Challenge your balance a little bit each time. Slow down your stepping and try to hold the balance a little by hesitating before you set the foot down. This will make each step in your form a little balance exercise of it’s own.

The Wood Element – Strength, flexibility, coordination and aerobic power

Hunker down a little. By lowering your stance a little you can greatly increase the physical activity requirements of your form. The trick is to hunker down enough to feel like you a doing some work but not so much as to be uncomfortable.

The Water Element – The relaxation response in motion

Paradoxically the more you relax the more efficient and skillful your movements become. Even with hunkering down a little and challenging your balance a little can you still perform your movements fluidly and relaxed?
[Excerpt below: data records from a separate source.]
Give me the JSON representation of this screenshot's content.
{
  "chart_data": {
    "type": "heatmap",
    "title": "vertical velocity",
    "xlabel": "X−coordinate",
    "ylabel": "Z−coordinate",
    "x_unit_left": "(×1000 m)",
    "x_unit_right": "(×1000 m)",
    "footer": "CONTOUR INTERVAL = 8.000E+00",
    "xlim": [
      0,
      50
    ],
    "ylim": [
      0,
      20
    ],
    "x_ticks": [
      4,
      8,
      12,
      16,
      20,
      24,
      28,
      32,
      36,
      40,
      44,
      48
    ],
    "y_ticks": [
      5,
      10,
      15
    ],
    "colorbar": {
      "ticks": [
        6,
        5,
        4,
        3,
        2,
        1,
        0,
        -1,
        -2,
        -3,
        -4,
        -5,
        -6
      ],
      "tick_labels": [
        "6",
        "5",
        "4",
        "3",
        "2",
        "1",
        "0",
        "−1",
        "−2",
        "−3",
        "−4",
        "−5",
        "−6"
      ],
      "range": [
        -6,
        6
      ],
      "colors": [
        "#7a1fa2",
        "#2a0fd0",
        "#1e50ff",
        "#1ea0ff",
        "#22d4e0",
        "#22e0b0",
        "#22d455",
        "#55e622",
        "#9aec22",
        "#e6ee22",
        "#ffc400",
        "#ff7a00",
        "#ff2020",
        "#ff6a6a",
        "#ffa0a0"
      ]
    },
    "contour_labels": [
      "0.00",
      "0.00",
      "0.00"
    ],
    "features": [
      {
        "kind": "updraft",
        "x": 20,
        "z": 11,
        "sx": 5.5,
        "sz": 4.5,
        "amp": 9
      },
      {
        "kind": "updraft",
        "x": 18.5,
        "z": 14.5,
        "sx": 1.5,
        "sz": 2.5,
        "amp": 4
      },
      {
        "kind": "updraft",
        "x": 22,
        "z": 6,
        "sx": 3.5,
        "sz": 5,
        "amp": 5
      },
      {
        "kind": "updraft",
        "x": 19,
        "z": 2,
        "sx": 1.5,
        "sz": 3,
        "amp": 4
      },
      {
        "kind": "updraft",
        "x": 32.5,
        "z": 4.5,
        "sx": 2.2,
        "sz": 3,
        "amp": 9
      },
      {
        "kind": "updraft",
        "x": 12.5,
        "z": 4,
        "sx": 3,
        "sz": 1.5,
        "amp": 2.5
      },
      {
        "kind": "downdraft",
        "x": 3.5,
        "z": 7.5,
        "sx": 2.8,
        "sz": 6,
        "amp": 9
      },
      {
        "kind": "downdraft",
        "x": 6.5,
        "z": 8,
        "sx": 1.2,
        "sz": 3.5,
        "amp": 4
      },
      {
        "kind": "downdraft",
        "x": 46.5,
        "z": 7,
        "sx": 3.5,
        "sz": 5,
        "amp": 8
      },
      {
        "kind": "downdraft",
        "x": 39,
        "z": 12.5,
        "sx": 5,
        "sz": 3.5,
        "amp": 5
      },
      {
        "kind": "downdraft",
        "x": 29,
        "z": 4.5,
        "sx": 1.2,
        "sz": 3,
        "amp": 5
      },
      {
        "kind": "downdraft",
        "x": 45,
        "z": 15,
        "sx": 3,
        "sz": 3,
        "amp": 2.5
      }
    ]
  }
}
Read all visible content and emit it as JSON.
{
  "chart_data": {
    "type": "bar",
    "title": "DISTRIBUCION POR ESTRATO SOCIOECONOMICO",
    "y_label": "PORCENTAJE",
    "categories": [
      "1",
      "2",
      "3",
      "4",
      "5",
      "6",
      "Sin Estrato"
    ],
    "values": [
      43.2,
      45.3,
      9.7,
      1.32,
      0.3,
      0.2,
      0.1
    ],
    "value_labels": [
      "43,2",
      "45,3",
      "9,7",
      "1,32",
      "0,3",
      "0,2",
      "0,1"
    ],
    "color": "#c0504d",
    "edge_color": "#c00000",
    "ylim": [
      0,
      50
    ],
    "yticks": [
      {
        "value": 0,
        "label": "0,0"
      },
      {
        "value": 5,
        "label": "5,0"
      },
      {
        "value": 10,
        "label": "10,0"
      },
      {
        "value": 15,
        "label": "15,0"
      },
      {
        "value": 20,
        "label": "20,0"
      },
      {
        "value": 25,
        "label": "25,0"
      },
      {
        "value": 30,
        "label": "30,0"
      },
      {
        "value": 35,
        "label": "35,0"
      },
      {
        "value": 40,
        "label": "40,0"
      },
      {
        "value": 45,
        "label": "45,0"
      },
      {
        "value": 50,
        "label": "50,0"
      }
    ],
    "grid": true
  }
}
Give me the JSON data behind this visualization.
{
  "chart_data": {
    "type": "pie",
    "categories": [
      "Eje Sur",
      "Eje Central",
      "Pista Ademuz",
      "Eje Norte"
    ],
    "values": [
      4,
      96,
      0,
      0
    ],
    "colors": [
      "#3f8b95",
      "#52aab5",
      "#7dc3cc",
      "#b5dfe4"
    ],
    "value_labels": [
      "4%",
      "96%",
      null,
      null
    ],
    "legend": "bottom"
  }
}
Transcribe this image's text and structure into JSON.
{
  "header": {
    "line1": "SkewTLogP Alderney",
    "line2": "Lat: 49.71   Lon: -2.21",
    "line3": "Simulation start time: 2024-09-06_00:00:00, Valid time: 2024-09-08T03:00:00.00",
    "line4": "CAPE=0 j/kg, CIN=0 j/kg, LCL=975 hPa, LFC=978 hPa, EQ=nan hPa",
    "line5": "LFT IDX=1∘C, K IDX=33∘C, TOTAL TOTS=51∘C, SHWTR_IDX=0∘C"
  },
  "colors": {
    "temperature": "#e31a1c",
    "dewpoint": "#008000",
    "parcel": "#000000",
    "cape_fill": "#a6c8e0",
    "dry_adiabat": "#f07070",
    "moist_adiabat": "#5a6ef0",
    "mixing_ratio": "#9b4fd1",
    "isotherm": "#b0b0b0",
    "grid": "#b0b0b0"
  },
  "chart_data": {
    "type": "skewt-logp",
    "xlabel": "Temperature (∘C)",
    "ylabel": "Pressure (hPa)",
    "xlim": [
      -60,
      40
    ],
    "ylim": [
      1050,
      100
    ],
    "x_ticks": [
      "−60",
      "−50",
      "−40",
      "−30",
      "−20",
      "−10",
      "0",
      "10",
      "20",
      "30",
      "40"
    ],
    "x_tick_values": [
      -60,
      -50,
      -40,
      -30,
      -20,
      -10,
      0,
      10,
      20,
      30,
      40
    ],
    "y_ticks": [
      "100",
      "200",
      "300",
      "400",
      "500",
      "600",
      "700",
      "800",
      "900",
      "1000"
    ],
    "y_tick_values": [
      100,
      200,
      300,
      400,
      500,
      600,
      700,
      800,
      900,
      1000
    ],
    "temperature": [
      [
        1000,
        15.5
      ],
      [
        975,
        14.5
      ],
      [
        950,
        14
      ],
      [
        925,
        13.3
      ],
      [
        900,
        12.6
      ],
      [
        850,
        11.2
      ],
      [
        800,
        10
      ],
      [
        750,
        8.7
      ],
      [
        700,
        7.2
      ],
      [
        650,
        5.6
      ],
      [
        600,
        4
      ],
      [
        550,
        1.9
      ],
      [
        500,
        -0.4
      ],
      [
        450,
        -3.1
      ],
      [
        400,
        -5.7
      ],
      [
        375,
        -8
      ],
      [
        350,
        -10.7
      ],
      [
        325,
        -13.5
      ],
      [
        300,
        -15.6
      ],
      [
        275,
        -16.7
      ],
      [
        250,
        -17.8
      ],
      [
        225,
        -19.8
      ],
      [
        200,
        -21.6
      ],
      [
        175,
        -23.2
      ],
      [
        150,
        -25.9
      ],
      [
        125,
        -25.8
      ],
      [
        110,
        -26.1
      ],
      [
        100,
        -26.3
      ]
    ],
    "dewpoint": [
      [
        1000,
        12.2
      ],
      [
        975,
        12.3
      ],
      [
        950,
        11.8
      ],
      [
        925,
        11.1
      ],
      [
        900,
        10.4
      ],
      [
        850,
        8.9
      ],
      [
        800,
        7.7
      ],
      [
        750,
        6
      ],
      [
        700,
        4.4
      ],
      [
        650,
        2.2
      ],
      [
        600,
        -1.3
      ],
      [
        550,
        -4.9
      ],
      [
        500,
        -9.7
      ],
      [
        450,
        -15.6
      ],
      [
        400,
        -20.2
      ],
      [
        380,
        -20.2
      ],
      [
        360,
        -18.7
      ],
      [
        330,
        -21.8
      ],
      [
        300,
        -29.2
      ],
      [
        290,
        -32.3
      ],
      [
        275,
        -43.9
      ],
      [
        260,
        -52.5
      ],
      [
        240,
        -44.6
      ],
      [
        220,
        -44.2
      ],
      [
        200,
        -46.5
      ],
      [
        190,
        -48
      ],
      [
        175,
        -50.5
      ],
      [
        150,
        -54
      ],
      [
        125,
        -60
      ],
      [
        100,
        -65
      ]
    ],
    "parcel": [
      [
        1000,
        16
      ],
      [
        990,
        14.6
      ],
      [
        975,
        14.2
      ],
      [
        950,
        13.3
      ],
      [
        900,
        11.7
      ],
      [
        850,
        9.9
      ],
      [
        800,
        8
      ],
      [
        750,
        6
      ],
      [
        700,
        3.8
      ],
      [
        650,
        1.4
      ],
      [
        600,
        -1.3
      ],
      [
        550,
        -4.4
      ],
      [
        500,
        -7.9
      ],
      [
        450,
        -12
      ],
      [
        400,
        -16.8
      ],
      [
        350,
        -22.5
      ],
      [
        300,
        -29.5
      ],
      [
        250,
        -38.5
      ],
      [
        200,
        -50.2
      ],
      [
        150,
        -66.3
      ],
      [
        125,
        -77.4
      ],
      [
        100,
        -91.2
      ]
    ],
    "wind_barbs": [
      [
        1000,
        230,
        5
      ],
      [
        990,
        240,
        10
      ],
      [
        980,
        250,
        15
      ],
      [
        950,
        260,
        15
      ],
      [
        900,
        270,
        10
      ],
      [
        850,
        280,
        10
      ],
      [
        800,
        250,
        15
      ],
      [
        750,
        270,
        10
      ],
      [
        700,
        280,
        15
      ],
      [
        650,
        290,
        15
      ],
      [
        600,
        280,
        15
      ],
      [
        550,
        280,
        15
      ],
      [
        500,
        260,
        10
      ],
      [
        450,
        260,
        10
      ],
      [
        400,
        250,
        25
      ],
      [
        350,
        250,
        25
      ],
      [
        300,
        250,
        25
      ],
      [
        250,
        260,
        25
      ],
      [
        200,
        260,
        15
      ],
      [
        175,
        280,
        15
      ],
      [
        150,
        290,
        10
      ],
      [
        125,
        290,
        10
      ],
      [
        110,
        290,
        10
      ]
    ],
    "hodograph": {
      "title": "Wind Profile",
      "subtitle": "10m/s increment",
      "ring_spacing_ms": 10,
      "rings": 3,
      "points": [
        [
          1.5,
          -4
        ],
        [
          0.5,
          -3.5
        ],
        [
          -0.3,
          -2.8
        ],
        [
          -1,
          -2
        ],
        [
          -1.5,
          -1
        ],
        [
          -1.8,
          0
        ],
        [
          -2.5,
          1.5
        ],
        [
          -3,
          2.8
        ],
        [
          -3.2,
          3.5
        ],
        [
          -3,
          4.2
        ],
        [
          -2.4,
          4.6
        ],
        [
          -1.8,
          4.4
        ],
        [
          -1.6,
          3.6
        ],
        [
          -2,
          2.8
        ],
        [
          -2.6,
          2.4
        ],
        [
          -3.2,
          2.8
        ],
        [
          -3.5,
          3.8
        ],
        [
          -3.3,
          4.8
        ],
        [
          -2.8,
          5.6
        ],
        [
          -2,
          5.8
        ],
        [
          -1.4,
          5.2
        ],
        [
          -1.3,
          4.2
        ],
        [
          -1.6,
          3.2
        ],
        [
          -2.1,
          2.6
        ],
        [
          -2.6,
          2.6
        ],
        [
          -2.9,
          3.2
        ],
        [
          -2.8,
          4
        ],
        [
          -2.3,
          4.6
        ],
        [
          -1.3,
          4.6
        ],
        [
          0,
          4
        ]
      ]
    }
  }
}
The Metal Element – Breathing

Synchronizing your movement to your breathing try using a full breath on each movement. A 10 second inhale and a 10 second exhale is a pretty good 20-25 minute pace for your form. It’ll slow down your movements and increase the challenge level on all the elements of your performance.

The Fire Element – mastery of awareness itself

Pushing the envelope each time you practice forces you to concentrate your full attention on each movement. By getting the mind fully engaged in the task of improving some aspect of your skills you ensure that each form you do becomes a 20 minute mindfulness meditation providing the stress relief we all need these days.